Chrome V8 zero-day is under active attack. Update now

Google rushed an emergency patch for CVE-2026-11645, a Chrome V8 flaw already being exploited in the wild. Here is what it is and what to do.

Google has pushed an emergency update for Chrome after attackers started exploiting a flaw in V8, the engine that runs JavaScript and WebAssembly inside the browser. The bug, tracked as CVE-2026-11645, carries a CVSS score of 8.8 and was being used in real attacks before the fix landed on 9 June.

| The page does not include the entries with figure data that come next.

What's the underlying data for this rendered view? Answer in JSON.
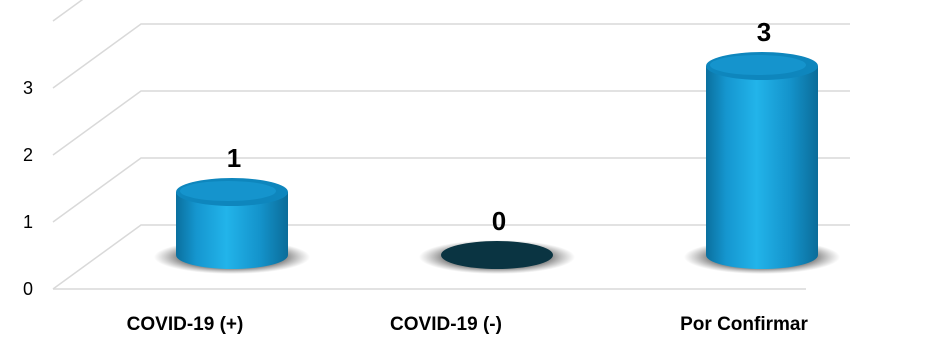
{
  "chart_data": {
    "type": "bar",
    "style": "3d-cylinder",
    "categories": [
      "COVID-19 (+)",
      "COVID-19 (-)",
      "Por Confirmar"
    ],
    "values": [
      1,
      0,
      3
    ],
    "data_labels": [
      "1",
      "0",
      "3"
    ],
    "y_ticks": [
      "0",
      "1",
      "2",
      "3"
    ],
    "ylim": [
      0,
      3.6
    ],
    "grid": true,
    "legend": "none",
    "colors": {
      "bar_body": "#1aa3d9",
      "bar_top": "#0e86bd",
      "bar_shadow": "#3a3a3a",
      "zero_bar": "#0a3442",
      "gridline": "#d9d9d9"
    }
  }
}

V8 is the part of Chrome that turns the code on a web page into instructions your computer actually runs. An out-of-bounds memory access in that engine accouna malicious page can read or write memory it should never touch. In practice, that is the kind of bug that lets a booby-trapped website run code on your machine just because you visited it. No download, no click on a dodgy attachment, just a page load.

Who is affected

Everyone running Chrome on desktop, and by extension anyone on a Chromium-based browser such as Edge, Brave, Opera or Vivaldi. The underlying engine is shared, so those browsers ship their own patches shortly after Google. If you use any of them, this matters to you.

Google has confirmed the flaw is being exploited in the wild but, as it usually does for zero-days, has held back the technical detail until most users have updated. That is standard practice and a sensible one. The gap between a patch shipping and people actually installing it is exactly the window attackers race to exploit.

What to do

Open Chrome, go to the menu, then Help, then About Google Chrome. The browser checks for updates automatically and will start downloading the fix. The important step is the one people skip: click Relaunch. Until you restart the browser, the patch is downloaded but not actually applied, and you are still exposed. Do the same for Edge, Brave or whichever Chromium browser you use.

If you manage devices for an organisation, push the update through your management console rather than trusting every user to relaunch on their own. Zero-days like this one tend to get reverse-engineered within days of the patch going public, so the safe assumption is that exploitation will get worse, not better, over the next week.

This is not a reason to panic, but it is a five-minute job worth doing today. Browser zero-days are among the most valuable bugs attackers have, precisely because the browser is the one piece of software almost everyone runs and almost nobody patches on time.